Base normativa e precedentes

  • Art. 121, CP (Decreto-Lei 2.848/1940) — tipificação do homicídio e previsão de causas qualificadoras, incluindo o motivo torpe.
  • Código de Processo Penal (Decreto-Lei 3.689/1941) — competência do Tribunal do Júri para julgamento de crimes dolosos contra a vida e regras relativas à valoração probatória no juízo singular e colegiado.
  • Princípio da ampla defesa e duplo grau de jurisdição — garantias constitucionais e processuais aplicáveis às apelações contra decisões do Tribunal do Júri.
  • Jurisprudência consolidada do tribunal — entendimento de que a aferição da presença de violenta emoção exige comprovação de reação incontinente, imediata e íntima à provocação, sendo incompatível com atos de preparação ou premeditação.

Impacto prático

  • Para defensores: a decisão reafirma exigências probatórias elevadas para sustentar teses de violenta emoção ou de embriaguez como excludentes ou atenuantes quando haja elementos que indiquem premeditação. Estratégias defensivas devem enfatizar prova robusta de imediatidade na reação e ausência de atos preparatórios.

  • Para acusação: consolida a possibilidade de valoração conjunta da motivação do crime e da dinâmica fática (ausência, busca de arma, retorno) para caracterizar motivo torpe, facilitando a manutenção de qualificadoras em julgamentos pelo júri.

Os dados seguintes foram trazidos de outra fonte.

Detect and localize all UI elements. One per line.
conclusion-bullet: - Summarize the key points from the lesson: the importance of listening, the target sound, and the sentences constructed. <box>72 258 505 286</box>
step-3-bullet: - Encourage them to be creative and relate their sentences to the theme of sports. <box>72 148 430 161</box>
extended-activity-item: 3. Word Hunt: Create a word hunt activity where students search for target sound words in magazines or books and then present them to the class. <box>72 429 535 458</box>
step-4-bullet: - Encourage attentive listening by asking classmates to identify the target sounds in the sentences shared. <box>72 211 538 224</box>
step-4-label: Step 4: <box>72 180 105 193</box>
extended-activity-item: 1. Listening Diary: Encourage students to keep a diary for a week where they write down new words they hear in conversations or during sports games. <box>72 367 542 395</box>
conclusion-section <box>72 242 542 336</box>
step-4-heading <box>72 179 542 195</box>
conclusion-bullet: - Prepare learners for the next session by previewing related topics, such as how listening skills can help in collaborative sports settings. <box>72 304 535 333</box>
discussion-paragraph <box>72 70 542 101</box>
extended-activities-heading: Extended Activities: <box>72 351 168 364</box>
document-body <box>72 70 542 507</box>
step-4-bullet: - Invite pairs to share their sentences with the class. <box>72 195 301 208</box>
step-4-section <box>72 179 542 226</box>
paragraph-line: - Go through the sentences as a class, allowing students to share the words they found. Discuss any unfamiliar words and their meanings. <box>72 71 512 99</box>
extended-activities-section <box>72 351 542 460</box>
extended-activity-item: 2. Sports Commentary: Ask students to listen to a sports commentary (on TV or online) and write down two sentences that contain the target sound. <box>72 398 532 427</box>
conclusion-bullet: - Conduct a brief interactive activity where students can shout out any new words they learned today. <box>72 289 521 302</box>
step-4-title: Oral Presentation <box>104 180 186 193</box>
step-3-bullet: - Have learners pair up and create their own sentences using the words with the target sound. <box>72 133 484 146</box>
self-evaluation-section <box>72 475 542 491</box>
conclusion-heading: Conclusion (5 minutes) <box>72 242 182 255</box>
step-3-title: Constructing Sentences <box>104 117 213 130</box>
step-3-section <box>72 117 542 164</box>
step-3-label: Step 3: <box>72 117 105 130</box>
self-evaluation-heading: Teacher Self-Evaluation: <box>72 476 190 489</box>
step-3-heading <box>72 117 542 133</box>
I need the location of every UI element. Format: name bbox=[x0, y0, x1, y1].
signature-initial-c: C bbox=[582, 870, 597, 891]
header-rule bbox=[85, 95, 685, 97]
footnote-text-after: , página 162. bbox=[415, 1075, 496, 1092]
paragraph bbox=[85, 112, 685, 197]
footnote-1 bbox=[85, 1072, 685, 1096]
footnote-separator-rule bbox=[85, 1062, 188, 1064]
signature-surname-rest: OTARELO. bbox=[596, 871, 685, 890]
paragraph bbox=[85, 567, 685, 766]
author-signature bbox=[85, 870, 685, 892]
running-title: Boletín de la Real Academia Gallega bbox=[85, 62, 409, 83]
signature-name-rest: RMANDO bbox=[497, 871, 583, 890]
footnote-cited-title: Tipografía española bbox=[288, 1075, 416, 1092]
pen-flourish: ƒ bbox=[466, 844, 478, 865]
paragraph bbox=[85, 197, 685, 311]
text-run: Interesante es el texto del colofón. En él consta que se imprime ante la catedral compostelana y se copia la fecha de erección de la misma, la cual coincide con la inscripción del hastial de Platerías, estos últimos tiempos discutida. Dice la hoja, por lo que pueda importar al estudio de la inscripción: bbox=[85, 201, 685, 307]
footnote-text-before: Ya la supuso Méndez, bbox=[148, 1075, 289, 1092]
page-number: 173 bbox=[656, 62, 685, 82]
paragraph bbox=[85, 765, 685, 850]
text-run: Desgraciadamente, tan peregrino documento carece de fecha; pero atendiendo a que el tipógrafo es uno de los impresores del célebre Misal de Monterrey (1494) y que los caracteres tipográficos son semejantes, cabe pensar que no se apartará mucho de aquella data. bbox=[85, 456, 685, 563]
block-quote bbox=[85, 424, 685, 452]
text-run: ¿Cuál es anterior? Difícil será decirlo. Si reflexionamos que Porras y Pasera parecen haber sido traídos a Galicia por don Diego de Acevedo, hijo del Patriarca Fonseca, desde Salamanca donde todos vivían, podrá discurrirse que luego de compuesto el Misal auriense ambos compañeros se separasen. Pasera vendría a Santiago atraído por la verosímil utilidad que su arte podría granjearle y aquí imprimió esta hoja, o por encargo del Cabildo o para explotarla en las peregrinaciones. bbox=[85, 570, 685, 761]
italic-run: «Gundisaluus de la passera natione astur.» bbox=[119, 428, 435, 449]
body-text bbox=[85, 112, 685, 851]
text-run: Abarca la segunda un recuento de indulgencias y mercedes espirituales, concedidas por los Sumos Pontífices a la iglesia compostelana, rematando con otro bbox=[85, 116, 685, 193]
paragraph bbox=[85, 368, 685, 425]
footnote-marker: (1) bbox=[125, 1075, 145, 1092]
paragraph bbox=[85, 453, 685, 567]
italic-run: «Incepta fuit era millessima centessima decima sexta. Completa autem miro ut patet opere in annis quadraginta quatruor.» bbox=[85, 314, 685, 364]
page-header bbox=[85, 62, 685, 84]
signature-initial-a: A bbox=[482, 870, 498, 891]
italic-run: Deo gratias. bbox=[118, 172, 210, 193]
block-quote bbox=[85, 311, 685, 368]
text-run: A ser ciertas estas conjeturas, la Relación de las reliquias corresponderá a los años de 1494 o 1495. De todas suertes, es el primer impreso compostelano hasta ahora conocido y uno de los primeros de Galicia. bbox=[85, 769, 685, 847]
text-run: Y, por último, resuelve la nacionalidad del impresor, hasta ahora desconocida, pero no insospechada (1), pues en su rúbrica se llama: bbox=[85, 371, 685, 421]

  • Para tribunais e julgadores: reitera o limite da reavaliação das provas no grau de apelação, especialmente quando o Tribunal do Júri já firmou convicção sobre a sequência dos fatos e o elemento subjetivo do agente.

  • Para processos em curso: decisões que envolvem condutas de preparação ou planejamento podem ter maior probabilidade de confirmação em instâncias superiores, o que exige cuidado na fase instrutória para documentação de cronologia e provas materiais (perícias, depoimentos com cronologia rigorosa, cadeia de custódia de armas).

O que observar

  • Ponderar a possibilidade de pedido de revisão criminal ou recurso extraordinário/ordinário quando houver questão constitucional ou gravame processual concreto, mas reconhecer que a reforma do veredito do júri enfrenta barreira prática alta.

  • Monitorar eventual discussão sobre modulação de efeitos em casos análogos: ainda que não haja notícia de modulação nesta decisão, tribunais superiores ocasionalmente uniformizam critérios sobre a valoração de violenta emoção e motivação torpe.

  • Risco para a defesa de aceitar narrativa de altercação inicial sem contrapor com prova técnica e cronológica capaz de demonstrar ausência de premeditação — entrevistas, imagens, registros de deslocamento e perícias balísticas podem ser decisivos.

  • A matéria convoca atenção doutrinária sobre a delimitação entre motivo torpe e motivo fútil e sobre a influência da cultura e de alegações de rituais na imputação de motivação reprovável: advogados devem trazer elementos contextuais que contextualizem a acusação sem naturalizar estigmas culturais.

Em suma, a decisão do TJSP reafirma padrão probatório restritivo para as teses de violenta emoção e embriaguez quando a dinâmica dos atos indica preparação e retorno voluntário para consumar o crime, e reforça a aptidão do motivo torpe para qualificar o homicídio diante de conduta moralmente reprovável associada ao modus operandi do agente.